I push the door open. It smells staged. A space designed to be occupied, not inhabited. I drop my bag near the desk and kick off my shoes without looking where they land. The city hums faintly beyond the window, distant and uncaring. I lie back on the hotel bed and stare at the ceiling.
It’s perfectly smooth. No cracks. Untouched. There’s a stranger downstairs offering me something undefined and there’s a man back home who already shattered something I can’t put back together.
One is a risk and the other is a guarantee.
I can go downstairs with a man I barely know, a man who could ruin me in ways I haven’t even imagined or I can go back to the one who already has. Those are my options. And somewhere between recklessness and humiliation is me. Trying to decide which damage I’m more willing to survive.
My hand drifts to my ring. The gold band catches the faint light from the lamp beside the bed.

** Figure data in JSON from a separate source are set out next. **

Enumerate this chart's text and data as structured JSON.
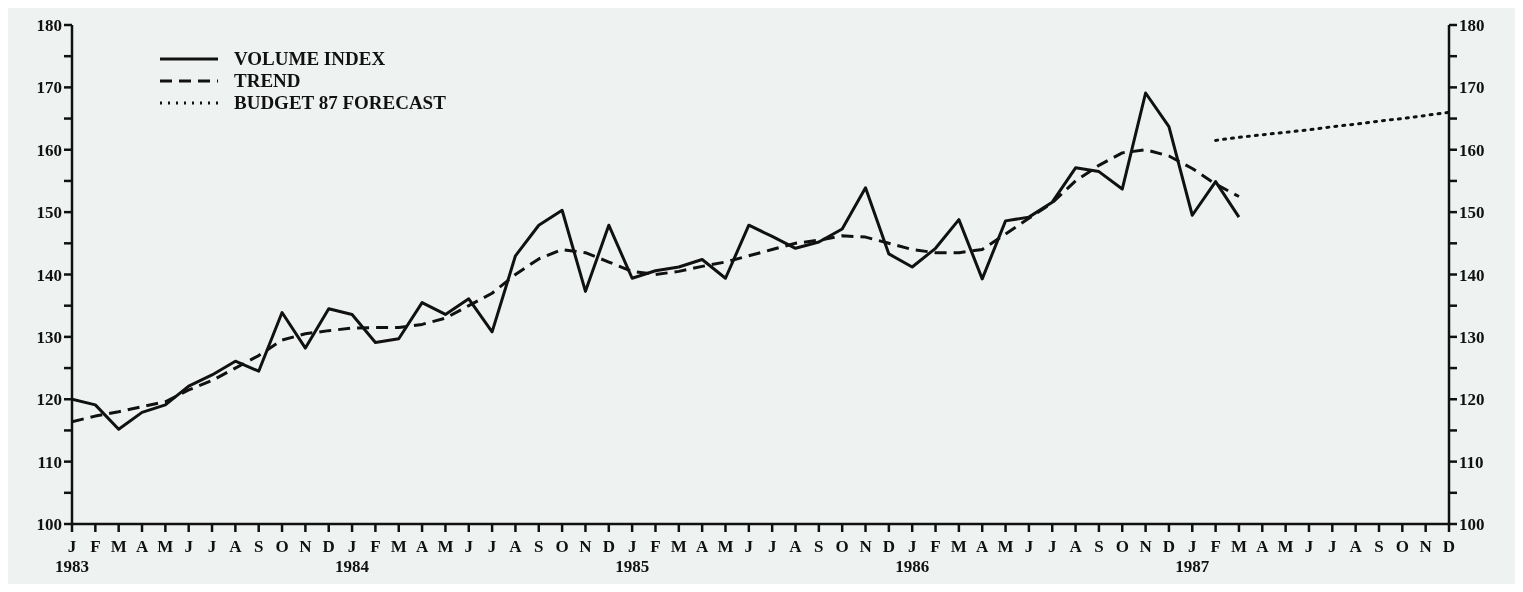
{
  "chart_data": {
    "type": "line",
    "categories": [
      "J\n1983",
      "F",
      "M",
      "A",
      "M",
      "J",
      "J",
      "A",
      "S",
      "O",
      "N",
      "D",
      "J\n1984",
      "F",
      "M",
      "A",
      "M",
      "J",
      "J",
      "A",
      "S",
      "O",
      "N",
      "D",
      "J\n1985",
      "F",
      "M",
      "A",
      "M",
      "J",
      "J",
      "A",
      "S",
      "O",
      "N",
      "D",
      "J\n1986",
      "F",
      "M",
      "A",
      "M",
      "J",
      "J",
      "A",
      "S",
      "O",
      "N",
      "D",
      "J\n1987",
      "F",
      "M",
      "A",
      "M",
      "J",
      "J",
      "A",
      "S",
      "O",
      "N",
      "D"
    ],
    "series": [
      {
        "name": "VOLUME INDEX",
        "color": "#111111",
        "line_style": "solid",
        "values": [
          120.0,
          119.1,
          115.2,
          117.9,
          119.1,
          122.1,
          123.9,
          126.1,
          124.5,
          133.9,
          128.2,
          134.5,
          133.6,
          129.1,
          129.7,
          135.5,
          133.6,
          136.1,
          130.8,
          143.0,
          147.9,
          150.3,
          137.3,
          147.9,
          139.4,
          140.6,
          141.2,
          142.4,
          139.4,
          147.9,
          146.1,
          144.2,
          145.2,
          147.3,
          153.9,
          143.3,
          141.2,
          144.2,
          148.8,
          139.3,
          148.6,
          149.2,
          151.6,
          157.1,
          156.5,
          153.7,
          169.1,
          163.7,
          149.5,
          154.9,
          149.2,
          null,
          null,
          null,
          null,
          null,
          null,
          null,
          null,
          null
        ]
      },
      {
        "name": "TREND",
        "color": "#111111",
        "line_style": "dashed",
        "values": [
          116.4,
          117.3,
          118.0,
          118.8,
          119.6,
          121.5,
          123.0,
          125.0,
          127.0,
          129.5,
          130.5,
          131.0,
          131.4,
          131.5,
          131.5,
          132.0,
          133.0,
          135.0,
          137.0,
          140.0,
          142.5,
          144.0,
          143.5,
          142.0,
          140.5,
          140.0,
          140.5,
          141.3,
          142.0,
          143.0,
          144.0,
          145.0,
          145.5,
          146.2,
          146.0,
          145.0,
          144.0,
          143.5,
          143.5,
          144.0,
          146.5,
          149.0,
          151.5,
          155.0,
          157.5,
          159.5,
          160.0,
          159.0,
          157.0,
          154.5,
          152.5,
          null,
          null,
          null,
          null,
          null,
          null,
          null,
          null,
          null
        ]
      },
      {
        "name": "BUDGET 87 FORECAST",
        "color": "#111111",
        "line_style": "dotted",
        "values": [
          null,
          null,
          null,
          null,
          null,
          null,
          null,
          null,
          null,
          null,
          null,
          null,
          null,
          null,
          null,
          null,
          null,
          null,
          null,
          null,
          null,
          null,
          null,
          null,
          null,
          null,
          null,
          null,
          null,
          null,
          null,
          null,
          null,
          null,
          null,
          null,
          null,
          null,
          null,
          null,
          null,
          null,
          null,
          null,
          null,
          null,
          null,
          null,
          null,
          161.5,
          162.0,
          162.4,
          162.8,
          163.2,
          163.7,
          164.1,
          164.6,
          165.0,
          165.5,
          166.0
        ]
      }
    ],
    "ylim": [
      100,
      180
    ],
    "yticks": [
      100,
      {
        "value": 105,
        "label": null
      },
      110,
      {
        "value": 115,
        "label": null
      },
      120,
      {
        "value": 125,
        "label": null
      },
      130,
      {
        "value": 135,
        "label": null
      },
      140,
      {
        "value": 145,
        "label": null
      },
      150,
      {
        "value": 155,
        "label": null
      },
      160,
      {
        "value": 165,
        "label": null
      },
      170,
      {
        "value": 175,
        "label": null
      },
      180
    ],
    "y2lim": [
      100,
      180
    ],
    "y2ticks": [
      100,
      {
        "value": 105,
        "label": null
      },
      110,
      {
        "value": 115,
        "label": null
      },
      120,
      {
        "value": 125,
        "label": null
      },
      130,
      {
        "value": 135,
        "label": null
      },
      140,
      {
        "value": 145,
        "label": null
      },
      150,
      {
        "value": 155,
        "label": null
      },
      160,
      {
        "value": 165,
        "label": null
      },
      170,
      {
        "value": 175,
        "label": null
      },
      180
    ],
    "legend": "top left",
    "grid": false,
    "marker": "none"
  }
}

I stare at it for a long moment.
Once upon a time, that ring meant something simple.
I remember Dominic in our kitchen on Sunday mornings, flour on his hands because he insisted he could make pancakes better than any restaurant.
I remember the way he used to pull me toward him while I was trying to cook, spinning me around the kitchen like we were dancing.
The way we laughed when the music was too loud and we couldn’t hear each other, shouting the wrong lyrics anyway. I remember long drives with the windows down, his hand on my thigh while he sang terribly to songs on the radio. The way he used to look at me like I was the only person in the room.
We were playful once. Careless. Happy.
My chest tightens so suddenly it steals the air from my lungs. The ache spreads slowly, like something heavy sinking through my ribs.
It feels like drowning. Like you’re sinking deeper and deeper under dark water, your chest burning for air while the surface grows farther away. And for one quiet moment you almost wish death would come, just to end the panic, the pressure, the endless sinking.
But it doesn’t. You just keep drowning. The pain doesn’t stop. My chest is burning with screams. A sob rips out of me before I can stop it. I grab the pillow and press it over my mouth, trying to swallow the sound, curling into myself until my knees pull up to my chest.
The tears won’t stop. They shake through my body, harsh and broken, until my throat hurts and my eyes burn and the room blurs around me. I cry like that for what feels like forever. Until exhaustion finally drags me under.
And somewhere between the sobs and the silence, I fall asleep.